Wednesday, January 21, 2009

Duck, Duck...

Goose!  Ron and I got our hands on 4 goose breasts from one of my mom's coworkers who shot them himself (thanks Rudy!).  They've been sitting in the freezer for a little while now because I had no idea what to do with them.  They're skinless so I worried they would dry out - especially after I asked one of the chefs that I work what'd he do with them and he replied "throw them in the trash".  Well you know what?  He was wrong...oh so wrong. 

I started by splitting one breast and rubbing both halves with olive oil and seasoning them with salt, pepper, rosemary and thyme.

Next I started a side of lentils with mushrooms and turnip greens (inspired by this recipe over at Cooking Books - luckily there are leftovers that I can top with a poached egg!).  I put some french lentils in boiling water with a bay leaf, salt, pepper and a couple of crushed garlic cloves.  They took about a half an hour.  While they were boiling I sauteed some garlic and mushrooms, after a few minutes I added a quarter cup or so of red wine.  Once the wine boiled out I added some turnip greens, balsamic vinegar and seasoned to taste.  While the greens wilted I started the duck. 

I cooked the goose 4 minutes per side.  When it had just about 30 seconds left in the pan I added about a quarter cup balsamic.  The vinegar quickly got syrupy and sweet, I coated the goose in it and then took it out to rest before slicing it on a bias.  


I tossed the cooked lentils into the pan with the greens and mushrooms and served up this:

Oh it was good.  The goose was perfectly cooked and the lentils were really good.  I'm looking forward to using the other three breasts in my freezer!  Goose prosciutto perhaps?

Saturday, January 10, 2009

Orange Madeleines

I'm searching for recipes with orange in them.

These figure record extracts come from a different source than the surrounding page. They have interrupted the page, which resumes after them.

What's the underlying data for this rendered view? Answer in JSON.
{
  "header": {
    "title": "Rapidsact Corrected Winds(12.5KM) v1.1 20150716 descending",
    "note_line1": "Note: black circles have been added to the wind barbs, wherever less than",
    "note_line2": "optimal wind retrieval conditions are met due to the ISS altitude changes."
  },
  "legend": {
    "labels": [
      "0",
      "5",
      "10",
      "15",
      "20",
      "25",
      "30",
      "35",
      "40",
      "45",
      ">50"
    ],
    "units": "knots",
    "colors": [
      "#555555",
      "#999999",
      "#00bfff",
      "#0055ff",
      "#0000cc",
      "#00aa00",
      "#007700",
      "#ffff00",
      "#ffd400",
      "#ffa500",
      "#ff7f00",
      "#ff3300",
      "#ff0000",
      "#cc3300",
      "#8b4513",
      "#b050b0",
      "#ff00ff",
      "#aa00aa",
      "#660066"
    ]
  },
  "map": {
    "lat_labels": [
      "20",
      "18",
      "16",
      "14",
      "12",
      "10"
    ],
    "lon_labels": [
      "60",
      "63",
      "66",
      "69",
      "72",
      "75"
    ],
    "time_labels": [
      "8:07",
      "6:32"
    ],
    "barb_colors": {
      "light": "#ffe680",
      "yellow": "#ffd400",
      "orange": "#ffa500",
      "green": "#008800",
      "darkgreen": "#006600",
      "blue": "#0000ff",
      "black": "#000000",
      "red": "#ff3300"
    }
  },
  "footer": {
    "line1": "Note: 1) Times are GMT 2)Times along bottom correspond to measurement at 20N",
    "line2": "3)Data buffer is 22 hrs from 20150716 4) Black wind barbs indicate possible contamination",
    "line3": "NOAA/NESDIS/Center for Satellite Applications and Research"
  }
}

My sister sent Ron really great florida oranges for Christmas and we've eaten a bunch but still have a few hanging out in the fridge and they're not going to last much longer. I'd hate to waste them! This madeleine recipe uses the orange zest in the batter and the juice in the glaze. I found this recipe over at the Technicolor Kitchen - it calls for poppy seeds which I didn't have but I'm sure would be delicious.

You start by making the super simple batter, letting it sit for 30 minutes in the fridge then pouring a heaping tablespoon into each mold of your madeleine pan. My pan is from
Fante's in the Italian Market, a really fabulous kitchen supply store. It's so packed with great stuff, I could wander around there for hours. You can order off their website too so check it out.

After you pour the batter, put the pan in a preheated 400° oven for 8-10 minutes. When madeleines are golden and poofed up take them out and let the them cool on a wire rack. They should look like this:

Make the glaze using confectioners sugar, fresh orange juice and a bit of the zest. Dip the cooled madeleines in the glaze and let them cool before storing them immediately! These little cakes are going to be really good with coffee in the morning.

Check out my new red apron! Well, it's new to me but definitely far from brand new. My mother found four of them in my Babcia's house (that's grandma for all you non-polish people out there) in four different colors and gave them to my sister and I for christmas (my mom and aunt got the other two). They're homemade and very vintagey cool - the only problem is that I'm afraid to wear it because I don't want to get it dirty! Sort of defeats the purpose of an apron, huh?

Wednesday, January 7, 2009

Butternut Squash, Red Wine and Onion Panade

I've been meaning to blog about this recipe for forever.  I made it when my mother was visiting from Long Island.  I'd had all of the ingredients and needed something to do while I was waiting for her to get in!  My mom and I couldn't stop picking at it and I brought it for lunch all week long, every time I finished a serving it made me a little bit sad.  That means it's really good!  Butternut squash isn't quite as easy to find in the store as it was a few months ago - but if you find one, make this immediately.  

The only true definition of "panade" that I can find is this:

panada; panade
1. A thick paste made by mixing bread crumbs, flour, rice, etc. with water, milk, stock, butter or sometimes egg yolks. It's used to bind meatballs, fish cakes, forcemeats and quenelles. 2. A sweet or savory soup made with bread crumbs and various other ingredients. It may be strained before serving.

BUT all the recipes I found involve day old bread, broth, cheese and vegetables.  Now doesn't that sounds better than something that binds forcemeat (eww)?  Molly from Orangette (read her blog - it's seriously awesome) calls her Chard, Onion and Gruyere Panade (next on my panades to make list) a "velvety, voluptuous casserole with a base of soggy bread and stewed onions".  I much prefer this definition because that is exactly what this is:

Another recipe that I don't really understand.  Why is this soggy bread good?  What doesn't it make me gag like a soggy sandwich would?  Oh it doesn't, it doesn't at all.  

I got this recipe from another inspiring food blog The Wednesday Chef.  Tons of stewed onions, red wine, really good day old bread, chicken stock, thyme, parm and gruyere - how could that be bad?  Cheesy, winy, carby goodness.